The FSB is definitely a bottleneck on the Athlon MP but not because it's "only 266MHz" but because of the fact that both CPUs must share this bandwidth, and the fact that the Athlon doesn't suffer from low FSB as much as the P4 due to its substantially shorter pipeline. This is what hurts SMP systems, and also what makes the Opteron so scalable, you can if you like build a motherboard upon which each CPU has its own dedicated RAM due to its internal controller. The fact that THG's SMP Athlon test above yielded a 1-2CPU scalability of 80% suggests that even this amount of bottlenecking doesn't hurt too much when DivX through xmpeg is concerned.
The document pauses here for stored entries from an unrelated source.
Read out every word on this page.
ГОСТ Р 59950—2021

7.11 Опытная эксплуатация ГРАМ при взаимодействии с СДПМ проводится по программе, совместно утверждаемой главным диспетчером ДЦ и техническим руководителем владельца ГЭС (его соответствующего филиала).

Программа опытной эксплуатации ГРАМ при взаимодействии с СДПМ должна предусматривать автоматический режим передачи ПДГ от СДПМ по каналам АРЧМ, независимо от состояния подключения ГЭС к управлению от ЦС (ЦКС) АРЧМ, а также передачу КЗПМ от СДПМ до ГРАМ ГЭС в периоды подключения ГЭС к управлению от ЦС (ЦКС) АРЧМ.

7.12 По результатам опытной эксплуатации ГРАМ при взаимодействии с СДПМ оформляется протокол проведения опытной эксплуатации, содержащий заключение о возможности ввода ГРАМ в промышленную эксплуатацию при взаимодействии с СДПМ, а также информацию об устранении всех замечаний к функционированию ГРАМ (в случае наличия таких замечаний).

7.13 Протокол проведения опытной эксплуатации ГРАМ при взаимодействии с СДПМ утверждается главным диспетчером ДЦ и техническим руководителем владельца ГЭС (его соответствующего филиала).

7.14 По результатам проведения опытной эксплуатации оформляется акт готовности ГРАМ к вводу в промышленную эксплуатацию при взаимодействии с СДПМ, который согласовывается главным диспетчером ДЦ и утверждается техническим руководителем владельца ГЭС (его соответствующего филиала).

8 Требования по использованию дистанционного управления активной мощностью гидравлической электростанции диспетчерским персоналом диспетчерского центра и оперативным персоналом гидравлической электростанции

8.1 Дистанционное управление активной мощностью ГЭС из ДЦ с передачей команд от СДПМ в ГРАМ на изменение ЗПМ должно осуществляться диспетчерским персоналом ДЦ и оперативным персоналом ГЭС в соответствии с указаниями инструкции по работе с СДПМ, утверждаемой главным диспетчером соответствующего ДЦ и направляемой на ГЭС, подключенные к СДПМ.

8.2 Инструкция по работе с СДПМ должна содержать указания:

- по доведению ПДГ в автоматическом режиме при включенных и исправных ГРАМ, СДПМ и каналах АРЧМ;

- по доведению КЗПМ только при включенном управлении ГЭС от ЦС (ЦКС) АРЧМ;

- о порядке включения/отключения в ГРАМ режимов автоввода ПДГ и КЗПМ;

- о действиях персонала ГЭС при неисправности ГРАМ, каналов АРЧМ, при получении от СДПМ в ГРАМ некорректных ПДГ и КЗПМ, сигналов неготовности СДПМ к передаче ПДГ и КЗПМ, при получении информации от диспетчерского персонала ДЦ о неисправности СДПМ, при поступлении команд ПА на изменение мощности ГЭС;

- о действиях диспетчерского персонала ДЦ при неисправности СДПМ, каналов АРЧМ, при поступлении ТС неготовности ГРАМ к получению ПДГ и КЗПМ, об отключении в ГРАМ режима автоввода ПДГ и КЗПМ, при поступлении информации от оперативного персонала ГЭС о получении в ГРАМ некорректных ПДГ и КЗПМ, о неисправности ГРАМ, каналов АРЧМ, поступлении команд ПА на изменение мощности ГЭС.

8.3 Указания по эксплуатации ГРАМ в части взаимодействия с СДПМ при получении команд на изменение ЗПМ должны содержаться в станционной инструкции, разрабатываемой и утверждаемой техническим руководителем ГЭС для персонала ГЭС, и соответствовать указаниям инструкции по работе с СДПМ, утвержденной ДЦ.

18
It is worth noting however that when THG tested the 2GHz Celeron and overclocked it to 3GHz, it performed very well compared to a 3.06GHz P4 in xmpeg+divx, but when Anandtech recently tested a 1.6GHz Duron against a 2.6GHz Celeron with gordianknot+divx, the Duron was trailing by less than 5%... It just goes to show how much you have to consider the repeatability of testing and how hard it is to compare different applications. Personally I'd be very happy with a dual Athlon setup regardless of overclocking based on what (albeit little) I've seen... :D

With respect to the Opteron, you can get some boards on which only the first CPU can directly access the memory, so the second one has to go through the first one whenever it needs to access memory, which is not very efficient. If you were ever interested in an SMP Opteron setup you'd be best served by a board that has dedicated RAM for each CPU. This path is not a cheap one though...

TotalChaos
9th December 2003, 07:52
Simply put....what do you [boozed] and anyone else out there think is the absolutely FASTEST way to enocode DVDs into Divx. Of course keeping GMC and B-frames on, while in standard mode using DivX 5.1.1! What hardware would be best????

Perplx
10th December 2003, 10:36
Well the absolute fastest ecoding would use as many processors as possible. Since you want divx 5.1.1 your left with windows (linux is at 5.05 and mac is 5.1) the most processors windows can support is 64 with Windows 2003 Datacenter and Im guessing each processor is at least 1Ghz a piece. I'm not sure what the cost is but I bet its alot.

But realistically AMD64 vs P4 you'll have to wait till there is the 64bit Divx version to compare.

TotalChaos
10th December 2003, 11:14
virtualdub only has 4 threads though. Could it even use more then 2 I think 2 of those threads may be for display purposes.